14 thoughts on “Movie 43

  1. This is probably one of the only films that I don’t think I’ll ever want to watch, even as an endurance test. The fact that there are so many people I like in this film like Hugh Jackman, Chris Pratt, Chloe Moretz, Christopher Mintz-Plasse and Stephen Merchant pains me even more. Plus, am I the only one freaked out that this is only the first film out this year where a key scene involves a character played by Chloe Moretz freaking out after getting her first period.

    • Hah! Great point about Moretz and her woman troubles. Maybe that’s why she took the role, as preparation for Carrie? This too is a film I never wish to endure again. Even revisiting some of the sketch plots for the write up was painful.

  2. Was shocked to see you’d seen this…your reasoning is simultaneously solid and weak. There’s no prize to be awarded for seeing everything from an artist; there is, obviously, punishment for having done so.
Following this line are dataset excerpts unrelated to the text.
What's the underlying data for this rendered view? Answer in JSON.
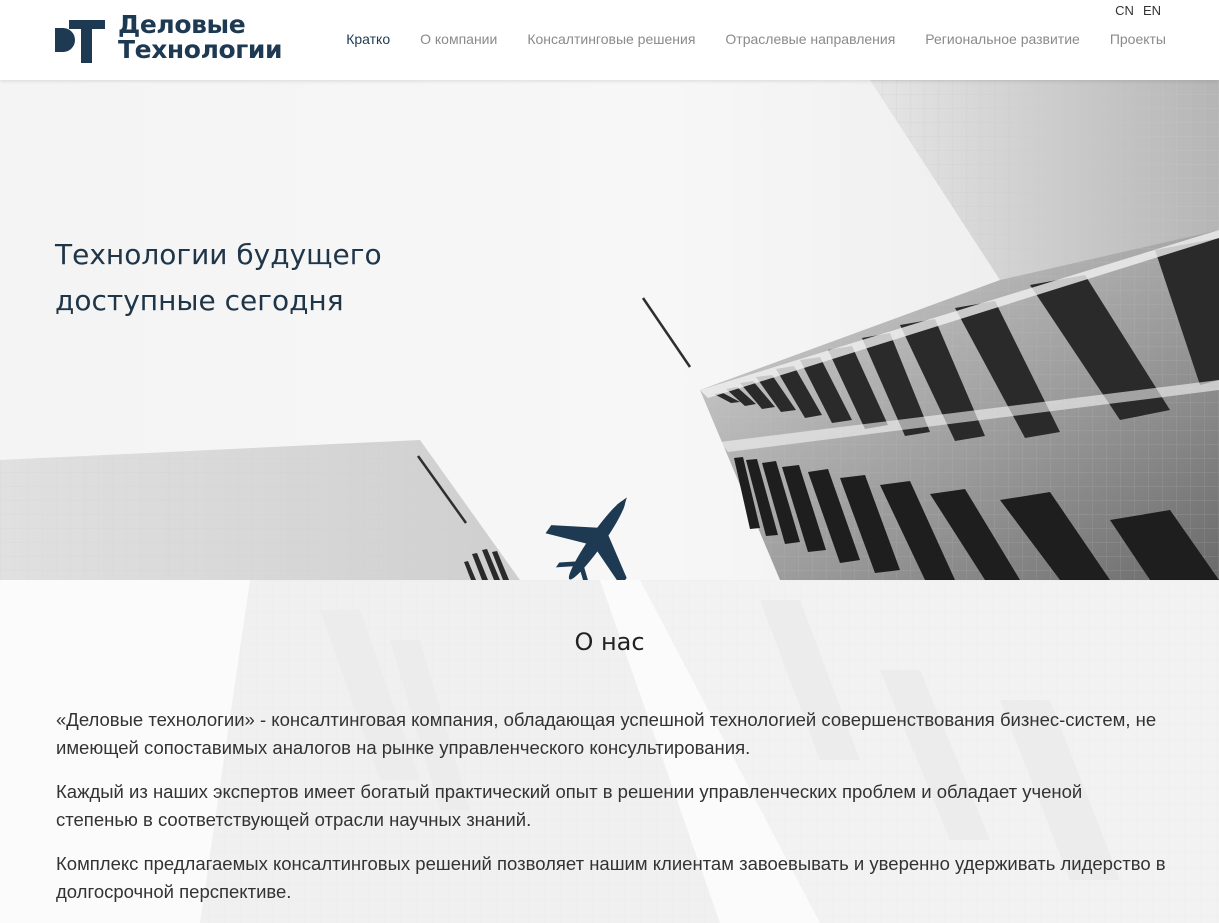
{
  "header": {
    "logo": {
      "line1": "Деловые",
      "line2": "Технологии",
      "mark_color": "#1d3a52"
    },
    "languages": [
      "CN",
      "EN"
    ],
    "nav": [
      {
        "label": "Кратко",
        "active": true
      },
      {
        "label": "О компании",
        "active": false
      },
      {
        "label": "Консалтинговые решения",
        "active": false
      },
      {
        "label": "Отраслевые направления",
        "active": false
      },
      {
        "label": "Региональное развитие",
        "active": false
      },
      {
        "label": "Проекты",
        "active": false
      }
    ]
  },
  "hero": {
    "title_line1": "Технологии будущего",
    "title_line2": "доступные сегодня",
    "image_icon": "airplane-between-skyscrapers"
  },
  "about": {
    "title": "О нас",
    "paragraphs": [
      "«Деловые технологии» - консалтинговая компания, обладающая успешной технологией совершенствования бизнес-систем, не имеющей сопоставимых аналогов на рынке управленческого консультирования.",
      "Каждый из наших экспертов имеет богатый практический опыт в решении управленческих проблем и обладает ученой степенью в соответствующей отрасли научных знаний.",
      "Комплекс предлагаемых консалтинговых решений позволяет нашим клиентам завоевывать и уверенно удерживать лидерство в долгосрочной перспективе."
    ]
  },
  "colors": {
    "brand": "#1d3a52",
    "nav_inactive": "#8a8a8a",
    "text": "#333333"
  }
}
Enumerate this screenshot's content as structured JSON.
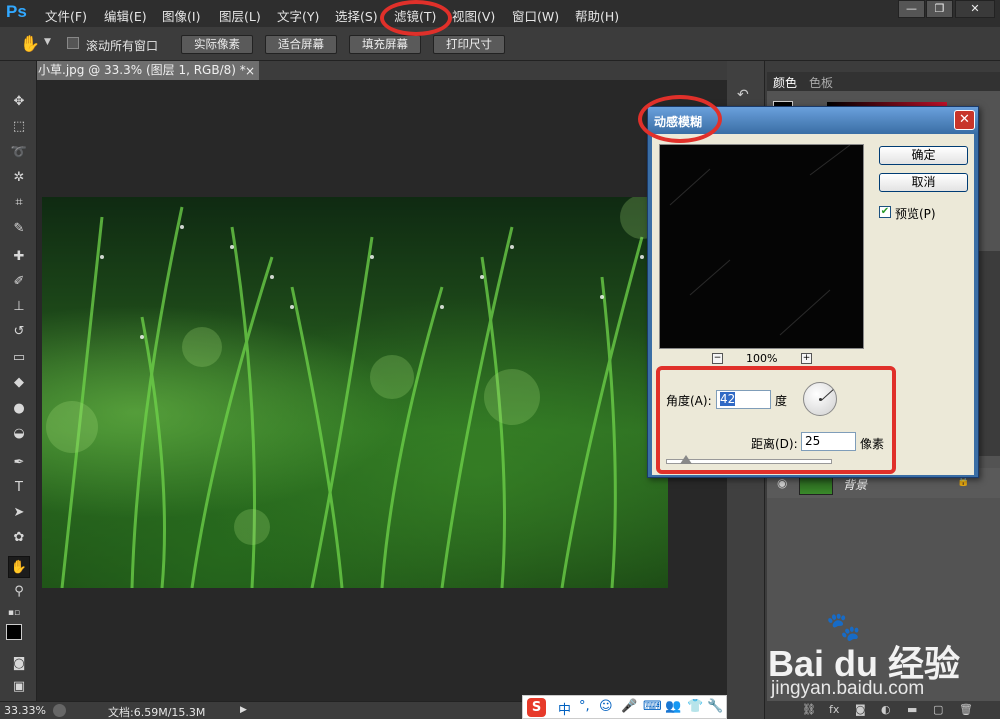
{
  "app": {
    "logo": "Ps"
  },
  "menu": {
    "file": "文件(F)",
    "edit": "编辑(E)",
    "image": "图像(I)",
    "layer": "图层(L)",
    "type": "文字(Y)",
    "select": "选择(S)",
    "filter": "滤镜(T)",
    "view": "视图(V)",
    "window": "窗口(W)",
    "help": "帮助(H)"
  },
  "window_controls": {
    "minimize": "—",
    "restore": "❐",
    "close": "✕"
  },
  "options_bar": {
    "tool_icon": "hand-icon",
    "scroll_all_label": "滚动所有窗口",
    "actual_pixels": "实际像素",
    "fit_screen": "适合屏幕",
    "fill_screen": "填充屏幕",
    "print_size": "打印尺寸"
  },
  "document": {
    "tab_title": "小草.jpg @ 33.3% (图层 1, RGB/8) *",
    "tab_close": "×"
  },
  "toolbar": {
    "tools": [
      "move-icon",
      "marquee-icon",
      "lasso-icon",
      "magic-wand-icon",
      "crop-icon",
      "eyedropper-icon",
      "spot-heal-icon",
      "brush-icon",
      "clone-stamp-icon",
      "history-brush-icon",
      "eraser-icon",
      "paint-bucket-icon",
      "blur-icon",
      "dodge-icon",
      "pen-icon",
      "type-icon",
      "path-select-icon",
      "shape-icon",
      "hand-icon",
      "zoom-icon"
    ],
    "type_tool": "T"
  },
  "status_bar": {
    "zoom": "33.33%",
    "doc_size": "文档:6.59M/15.3M"
  },
  "panels": {
    "color_tab": "颜色",
    "swatches_tab": "色板",
    "layer_name": "背景",
    "footer_icons": [
      "link-icon",
      "fx-icon",
      "mask-icon",
      "adjustment-icon",
      "group-icon",
      "new-layer-icon",
      "trash-icon"
    ]
  },
  "dialog": {
    "title": "动感模糊",
    "close": "✕",
    "ok": "确定",
    "cancel": "取消",
    "preview_checkbox": "预览(P)",
    "zoom_out": "−",
    "zoom_in": "+",
    "zoom_level": "100%",
    "angle_label": "角度(A):",
    "angle_value": "42",
    "angle_unit": "度",
    "distance_label": "距离(D):",
    "distance_value": "25",
    "distance_unit": "像素"
  },
  "annotations": {
    "color": "#e0302a"
  },
  "ime": {
    "logo": "S",
    "lang": "中",
    "items": [
      "°,",
      "☺",
      "🎤",
      "⌨",
      "👥",
      "👕",
      "🔧"
    ]
  },
  "watermark": {
    "brand": "Bai du 经验",
    "url": "jingyan.baidu.com",
    "paw": "🐾"
  }
}
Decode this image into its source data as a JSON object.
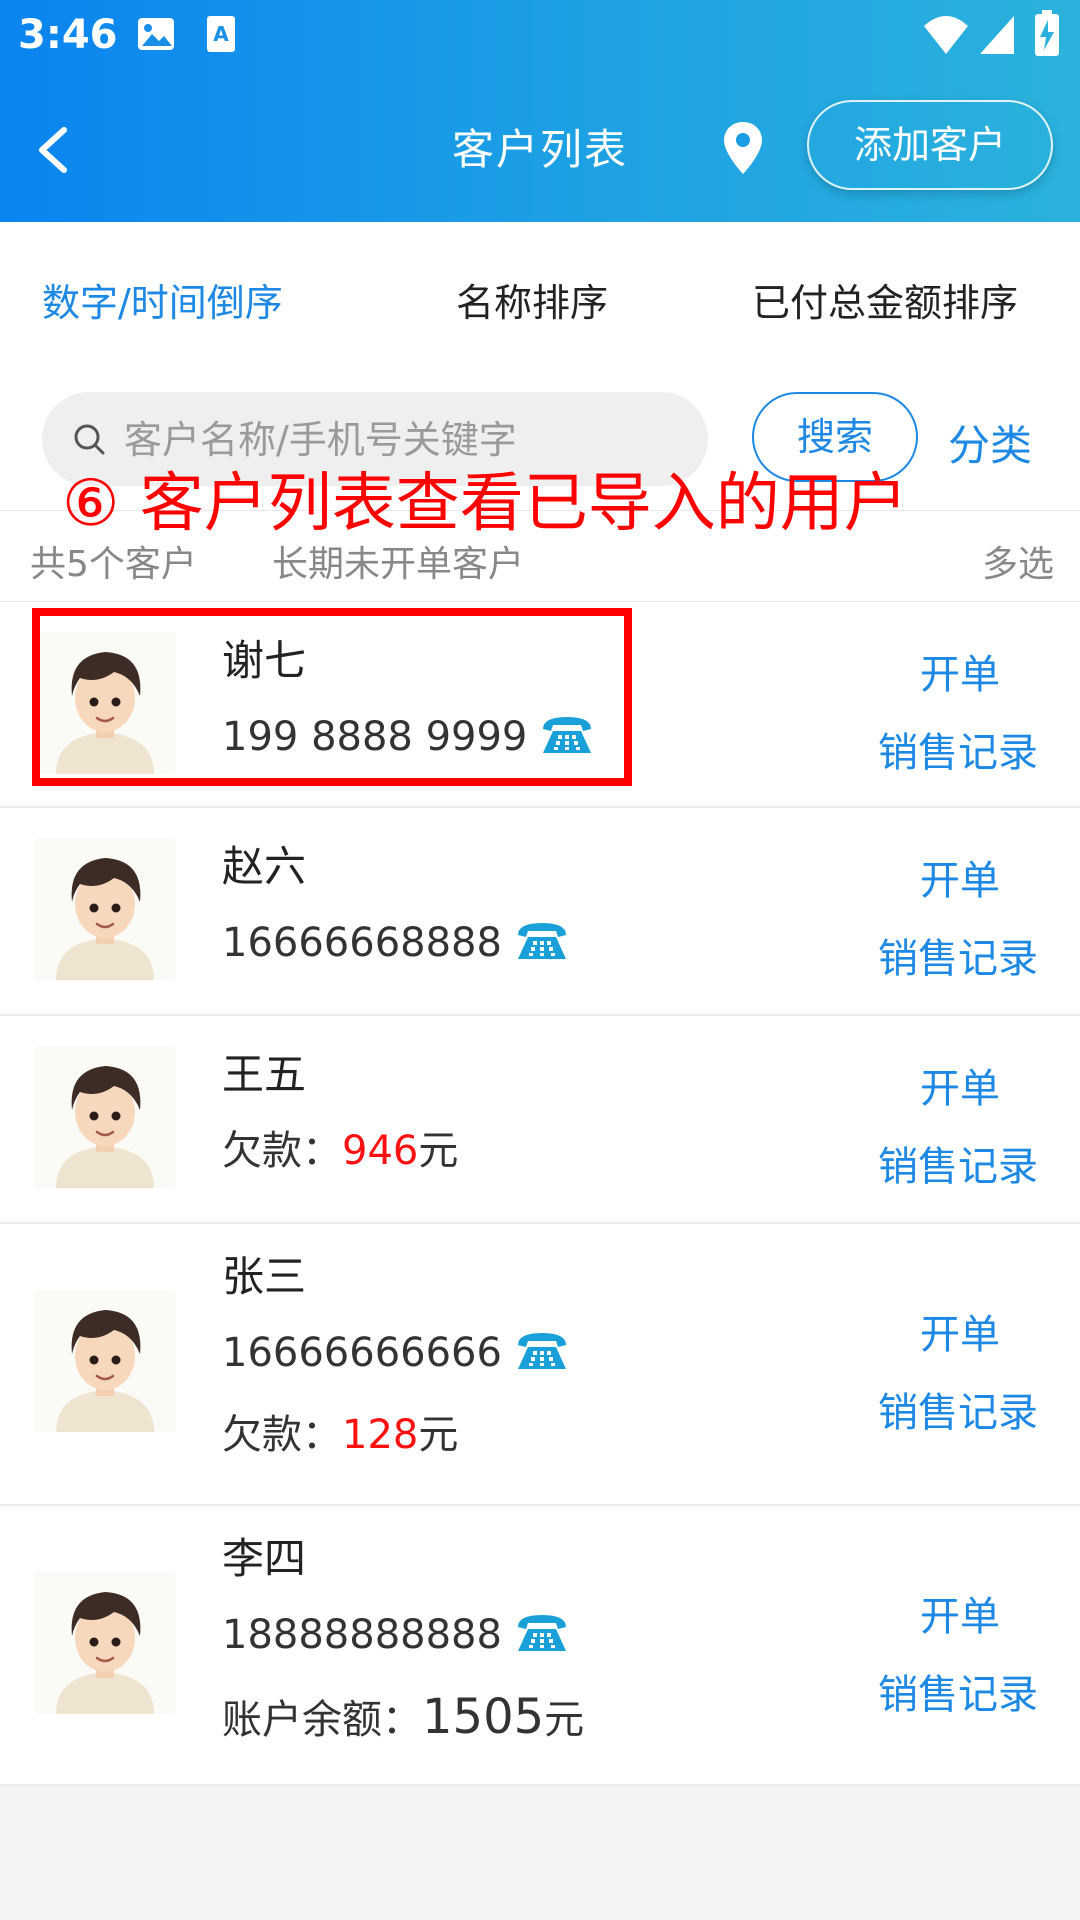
{
  "status_bar": {
    "time": "3:46"
  },
  "header": {
    "title": "客户列表",
    "add_customer_label": "添加客户"
  },
  "sort_tabs": [
    {
      "label": "数字/时间倒序",
      "active": true
    },
    {
      "label": "名称排序",
      "active": false
    },
    {
      "label": "已付总金额排序",
      "active": false
    }
  ],
  "search": {
    "placeholder": "客户名称/手机号关键字",
    "button_label": "搜索",
    "category_label": "分类"
  },
  "annotation": {
    "text": "⑥ 客户列表查看已导入的用户"
  },
  "summary": {
    "count_text": "共5个客户",
    "longterm_text": "长期未开单客户",
    "multi_select_label": "多选"
  },
  "actions": {
    "open_order": "开单",
    "sales_record": "销售记录"
  },
  "customers": [
    {
      "name": "谢七",
      "phone": "199 8888 9999"
    },
    {
      "name": "赵六",
      "phone": "16666668888"
    },
    {
      "name": "王五",
      "debt_label": "欠款：",
      "debt_value": "946",
      "debt_unit": "元"
    },
    {
      "name": "张三",
      "phone": "16666666666",
      "debt_label": "欠款：",
      "debt_value": "128",
      "debt_unit": "元"
    },
    {
      "name": "李四",
      "phone": "18888888888",
      "balance_label": "账户余额：",
      "balance_value": "1505",
      "balance_unit": "元"
    }
  ],
  "colors": {
    "accent": "#1e88e5",
    "debt": "#ff1010",
    "annotation": "#ff0000"
  }
}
    I have to admit…I’m still curious despite all this. Or maybe I just want to be able to say I endured it as well.

    • I know there’s no prize, but I thought it might be an interesting feature/journey to review all the films from a particular film maker. I’ve only got 4 left for Winslet now, and you know how much of a completist I am!

      You could probably just stick this on in the background and ignore it if you really want to sit through it, but personally I wouldn’t bother, there’s absolutely nothing of merit.

    • Thanks man. I managed to somehow pull myself out of bed this morning, despite the memory of this still in my head. I thought writing the review might purge the horror from my mind, but alas, it seems there is no escape from such dreadfulness.

  3. I watched it and I’m still baffled how that great a cast could make that bad a movie. I did see the movie studio bits and there were a few smiles in it, but they go over the top, too.

    • I can only imagine the actors all signed contracts without really knowing what they were getting into, and they all just collectively bailed on the project by giving minimum time to read the scripts in advance.

  4. I suppose I have to see this film just to check out the overpowering awfulness on show. That said, I ain’t paying to see it so will wait for it to appear on TV for free! 🙂

    …but thanks for the warning!

    • I for one pity the channel that picks this up for TV. I’d recommend spending 80 minutes on Funny Or Die instead, it’d be a far better use of your time. Or go strangle some puppies, it’d probably be more enjoyable than watching this.